Uh. That's ... not a very faithful summary. "Oh, we paid them more than market, though, so it's okay" is not a reasonable takeaway here; their working conditions might have been better, but it's reasonable to ask that people attempt to hit acceptability targets, rather than just improve pareto, and openai definitely did not hit working conditions acceptability targets. Many workers reported significant trauma.

Thank you for pointing this out! It seems I wasn't informed enough about the context. I've dug a bit deeper and will update the text to: 

  • Another piece reveals that OpenAI contracted Sama to use Kenyan workers with less than $2 / hour wage ($0.5 / hour average in Nairobi) for toxicity annotation for ChatGPT and undisclosed graphical models, with reports of employee trauma from the explicit and graphical annotation work, union breaking, and false hiring promises. A serious issue.

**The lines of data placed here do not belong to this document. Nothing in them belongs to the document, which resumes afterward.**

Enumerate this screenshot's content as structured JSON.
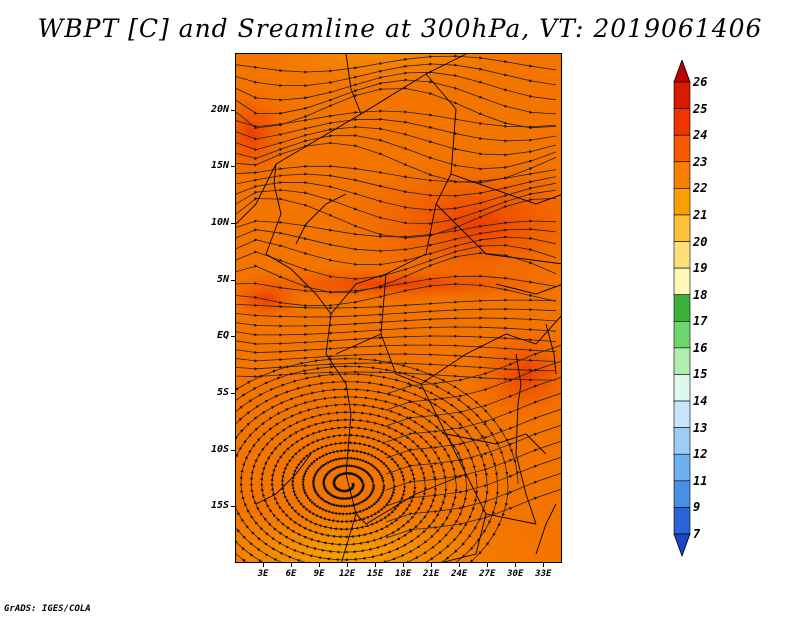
{
  "title": "WBPT [C] and Sreamline at 300hPa, VT: 2019061406",
  "footer": "GrADS: IGES/COLA",
  "map": {
    "lon_range": [
      0,
      35
    ],
    "lat_range": [
      -20,
      25
    ],
    "lat_ticks": [
      "20N",
      "15N",
      "10N",
      "5N",
      "EQ",
      "5S",
      "10S",
      "15S"
    ],
    "lat_values": [
      20,
      15,
      10,
      5,
      0,
      -5,
      -10,
      -15
    ],
    "lon_ticks": [
      "3E",
      "6E",
      "9E",
      "12E",
      "15E",
      "18E",
      "21E",
      "24E",
      "27E",
      "30E",
      "33E"
    ],
    "lon_values": [
      3,
      6,
      9,
      12,
      15,
      18,
      21,
      24,
      27,
      30,
      33
    ]
  },
  "colorbar": {
    "labels": [
      "26",
      "25",
      "24",
      "23",
      "22",
      "21",
      "20",
      "19",
      "18",
      "17",
      "16",
      "15",
      "14",
      "13",
      "12",
      "11",
      "9",
      "7"
    ],
    "colors": [
      "#c00000",
      "#d81a00",
      "#ee3500",
      "#f55a00",
      "#f77e00",
      "#f9a000",
      "#fbc23a",
      "#fde07c",
      "#fff7b8",
      "#3bb03b",
      "#6ed46e",
      "#b3ecaf",
      "#dff7ec",
      "#c7e6fb",
      "#9dcdf7",
      "#6fb0f2",
      "#4a8ee6",
      "#2a64d8",
      "#1e45c8"
    ]
  }
}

For some more context, here is the Facebook whistleblower case (and ongoing court proceedings in Kenya with Facebook and Sama) and an earlier MIT Sloan report that doesn't find super strong positive effects (but is written as such, interestingly enough). We're talking pay gaps from relocation bonuses, forced night shifts, false hiring promises, supposedly human trafficking as well? Beyond textual annotation, they also seemed to work on graphical annotation.